The Perfect Day

Like most accomplishment-driven people, I struggle to get everything done in a day. Most evenings I redo my task list getting ready for the next day, experience the pang of guilt about not completing the list, eat a cupcake in an attempt to make the guilt go away, feel guilty about the cupcake and then go to bed swearing tomorrow will be different. Then I met Julie.

Julie is a real estate salesperson who successfully sells approximately 30-35 houses a year, which is a business most agents wish they had. This level creates a busy life. Did I mention that Julie is raising 4 children? If that’s not hard enough, she is also married to a minister. Most of us know that a spouse being in the ministry adds extra responsibilities. What’s really impressive is that she does it all with grace and ease.

After a conversation with some of her colleagues where they offered the same sense of awe everyone seemed to have when Julie’s name was mentioned, I decided to call her and ask for an interview. My interview consisted of one question, “How in the h#&* do you manage your time!” (probably not the best question given the minister’s wife), but it provided the information I wanted.

“Time”, she told me “is irrelevant….you can’t manage time, you can only manage priorities.”

Like most of us, Julie has struggled with “too much in too little time.” She had been through that phase of feeling guilty about her children when at work and guilty about work when she was at home.

Finally, she created what Julie called “the perfect day.”

Julie had answered the question, “What is my perfect day?” To identify her perfect day, she started with a list of priorities. Julie wanted to provide an hour for herself (she called it her power hour) first thing in the morning, she wanted to make sure her kids got off to a good start in the morning by having breakfast and that she was home to greet them in the afternoon, help with homework and make dinner. She also knew that prospecting and service were very important to the health of her business, so both of those activities were also on the priority list.

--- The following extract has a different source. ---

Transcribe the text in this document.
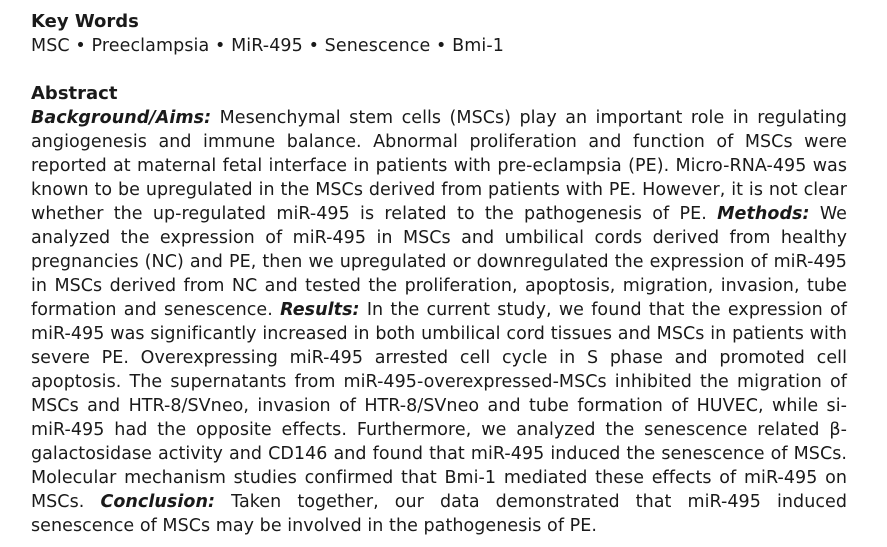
Key Words

MSC • Preeclampsia • MiR-495 • Senescence • Bmi-1

Abstract

Background/Aims: Mesenchymal stem cells (MSCs) play an important role in regulating angiogenesis and immune balance. Abnormal proliferation and function of MSCs were reported at maternal fetal interface in patients with pre-eclampsia (PE). Micro-RNA-495 was known to be upregulated in the MSCs derived from patients with PE. However, it is not clear whether the up-regulated miR-495 is related to the pathogenesis of PE. Methods: We analyzed the expression of miR-495 in MSCs and umbilical cords derived from healthy pregnancies (NC) and PE, then we upregulated or downregulated the expression of miR-495 in MSCs derived from NC and tested the proliferation, apoptosis, migration, invasion, tube formation and senescence. Results: In the current study, we found that the expression of miR-495 was significantly increased in both umbilical cord tissues and MSCs in patients with severe PE. Overexpressing miR-495 arrested cell cycle in S phase and promoted cell apoptosis. The supernatants from miR-495-overexpressed-MSCs inhibited the migration of MSCs and HTR-8/SVneo, invasion of HTR-8/SVneo and tube formation of HUVEC, while si-miR-495 had the opposite effects. Furthermore, we analyzed the senescence related β-galactosidase activity and CD146 and found that miR-495 induced the senescence of MSCs. Molecular mechanism studies confirmed that Bmi-1 mediated these effects of miR-495 on MSCs. Conclusion: Taken together, our data demonstrated that miR-495 induced senescence of MSCs may be involved in the pathogenesis of PE.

Julie took these priorities and laid them out on a daily calendar. Her calendar looked like this:
6 a.m. – 7 a.m. Power Hour
7 a.m. – 9 a.m. Kids up, breakfast, school delivery
9 a.m. – noon Prospecting
Noon – 3 p.m. Client appointments/servicing
3 p.m. – 7 p.m. Kids, homework, dinner, laundry, etc.
7 p.m. – 9 p.m. Client follow-up, administrative
9 p.m. – 10 p.m. Time with husband
10 p.m. Bedtime

Julie’s goal is to stick as closely as possible to this schedule on a daily basis. She freely admits that she does not have the perfect day every day because of many outside influences….i.e. clients that are in town for a short period of time and need to find a house. But before having it defined she NEVER had a perfect day, she only had days feeling like she was perpetually in the wrong place doing the wrong things.

Of course, here comes the question…….What’s your perfect day?